Peter Jacso: Google Scholar and The Scientist

This is a background piece for the interview made with Jeff Perkel for the article in The Scientist. Considering the limitations of the print edition, it is understandable that  only a small part of my argument could be included. I provide here some background illustrations and comments to my correctly quoted remark that Google Scholar (GS) does a really horrible job matching cited and citing references.

 

The interview started with an innocent question about my opinion of the article Citation Counts published in D-Lib Magazine. I said that the comparison of the citedness scores of a single year of the Journal of the American Society for Information Science (JASIS) which showed that on the average GS detects 4.5 more citing references than Web of Science (WoS) shouldn’t serve as a proof of GS superiority. The test results of the other sample year (1985), which showed that WoS had on the average  8.7 more citing items  than GS for the selected 1985 JASIS articles. As the news is always if the postman bites the dog, this did not get the same attention as the other sample.

 

It should have been a warning sign. Google  plays fast and loose in reporting its hits, and so do its competitors. In the scholarly world this may not fare so well after the honeymoon period with GS is over, and serious users start taking a closer look at the a) hits which appear in the result list,  b) the reported citedness scores, and c) the items purportedly citing the ones in the result list.

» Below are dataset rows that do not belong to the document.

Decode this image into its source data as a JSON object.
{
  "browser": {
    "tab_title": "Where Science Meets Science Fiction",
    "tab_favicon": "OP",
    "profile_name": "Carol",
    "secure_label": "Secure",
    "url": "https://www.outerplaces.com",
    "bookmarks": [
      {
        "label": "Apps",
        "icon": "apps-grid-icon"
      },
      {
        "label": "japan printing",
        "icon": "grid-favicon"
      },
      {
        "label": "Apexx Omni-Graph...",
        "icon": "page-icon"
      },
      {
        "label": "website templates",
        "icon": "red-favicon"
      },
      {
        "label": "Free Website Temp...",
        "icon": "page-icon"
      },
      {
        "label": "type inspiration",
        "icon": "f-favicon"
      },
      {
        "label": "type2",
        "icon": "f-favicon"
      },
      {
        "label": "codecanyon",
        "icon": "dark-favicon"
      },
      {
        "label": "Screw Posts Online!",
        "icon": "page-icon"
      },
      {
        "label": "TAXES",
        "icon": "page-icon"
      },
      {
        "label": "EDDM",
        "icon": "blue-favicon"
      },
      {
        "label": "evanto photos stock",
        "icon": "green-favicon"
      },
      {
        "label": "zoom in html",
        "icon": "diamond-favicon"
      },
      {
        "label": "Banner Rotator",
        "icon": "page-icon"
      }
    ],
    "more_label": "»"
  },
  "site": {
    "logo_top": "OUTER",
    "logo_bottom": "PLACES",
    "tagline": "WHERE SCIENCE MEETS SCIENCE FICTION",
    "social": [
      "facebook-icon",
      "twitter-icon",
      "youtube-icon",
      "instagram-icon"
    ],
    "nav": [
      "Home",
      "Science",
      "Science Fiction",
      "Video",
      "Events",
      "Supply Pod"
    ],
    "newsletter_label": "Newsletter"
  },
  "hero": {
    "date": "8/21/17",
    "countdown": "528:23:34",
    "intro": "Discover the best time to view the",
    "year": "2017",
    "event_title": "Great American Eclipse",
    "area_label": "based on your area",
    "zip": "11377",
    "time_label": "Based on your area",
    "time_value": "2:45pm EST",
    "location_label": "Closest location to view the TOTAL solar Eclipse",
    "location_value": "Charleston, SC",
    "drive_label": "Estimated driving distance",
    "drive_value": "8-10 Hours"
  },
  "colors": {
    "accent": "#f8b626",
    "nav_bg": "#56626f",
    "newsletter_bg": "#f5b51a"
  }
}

I knew that I must use some tailor-made examples to get my message through, so I searched GS for articles in The Scientist. GS claims that the most cited article in The Scientist has a citedness score of 7,380.   Poor WoS could come up only with a very few articles from The Scientist which were cited more than 20 times.

 

For the one by Kraulis in The Scientist, WoS found only 2 citing items, but did rightly so.

 

 

It is a tiny, half a page interview (hardly a citable material), made on the occasion that ISI spotted his scholarly paper of 1991 as a “hot paper” which picked up citations at a very fast pace soon after its publication.

 

  It is his paper in the Journal of Applied Crystallography for which WoS correctly identifies 11,619 citing items, and can even list each and every one of them. GS stops showing its marbles it claims to have after the first 1,000.

 

And how many citing references are found by  GS  for the really much cited Kraulis article published two years earlier in the Journal of Applied Crystallography? 231, that is Two Hundred and Thirty One. Well, actually a little more than that as there are almost two dozen other citations scraped from the Web by GS with various misspellings, which is certainly useful for inflating the size of its results list, but not much for else.

 

The typical users searching by the name of the famous MOLSCRIPT program would not find easily the source record for the article. They’d get 7,220 hits, but the record for the real article is at the very bottom of that long list. Unfortunately, the record for the real article has no citedness score. It is the one that would show the full text of the article. For sake of brevity, I show on  the next slide the short result list of a highly specific multiple word query with author name for the article, not the typical user's query.

 

Why is the correct source record at the very bottom of the search result list? Because GS mistakes the journal name for the article title, which is not conducive to accurate citation matching, neither is it very good for GS relevance ranking. Not as most users would go beyond the top 10 hits, especially wading through the many skeletal [CITATION] records.

 

The first purportedly citing item is from the prestigious  Nucleic Acids Research. Unfortunately, when GS was asked to show me the money, i.e. the citing record, it could not find its location.

 

 

I knew that this journal is open access and I would be able to corroborate the citedness claim by looking at its cited reference list 

 

 

 

None of its 17 references cite the Kraulis article, or anything else from the author.

 

 

 

 

 

 

 

I had no luck with the second article purportedly citing the Kraulis article, either.

 

The cached version of the second item brought up the article which cited two articles from Kraulis, but not the article in The Scientist to which GS credited it.

 

The third purportedly citing article  produced an Object Not Found error message, and the 9 additional (very redundant) links offered no full text to corroborate the citation. There may be one or two papers in GS which cite the short interview with Kraulis. WoS identified two of them, but the 7,380 citedness score awarded by GS to the tiny item of Kraulis published in The Scientist is just pure nonsense.

 

As for the citedness score in general, it is often as much inflated as the hit counts. Many of  the purportedly citing articles do not cite the source items as GS claims. (I discuss this in an upcoming paper in the special issue of Current Science which pays tribute to Eugene Garfield on the 50th anniversary of the publication of his seminal article in Science.). Suffice it to repeat here what The Scientist quoted from me: GS often can’t tell apart a page number from a publication year, part of the title of a book from a journal name, and dumps at you absurd data, such as the record of an article which GS happily serves up when looking for upcoming articles on semiconductors to be published in 2006 (possibly available already in the publisher’s archive to which GS has a free pass).

 

One or two citations to articles in press is possible (as is the case with a special tsunami issue of Natural Disasters where authors apparently knew about their fellow contributors’ article). But a citedness score of 98 for an in press article in October, 2005 is too good too be true. 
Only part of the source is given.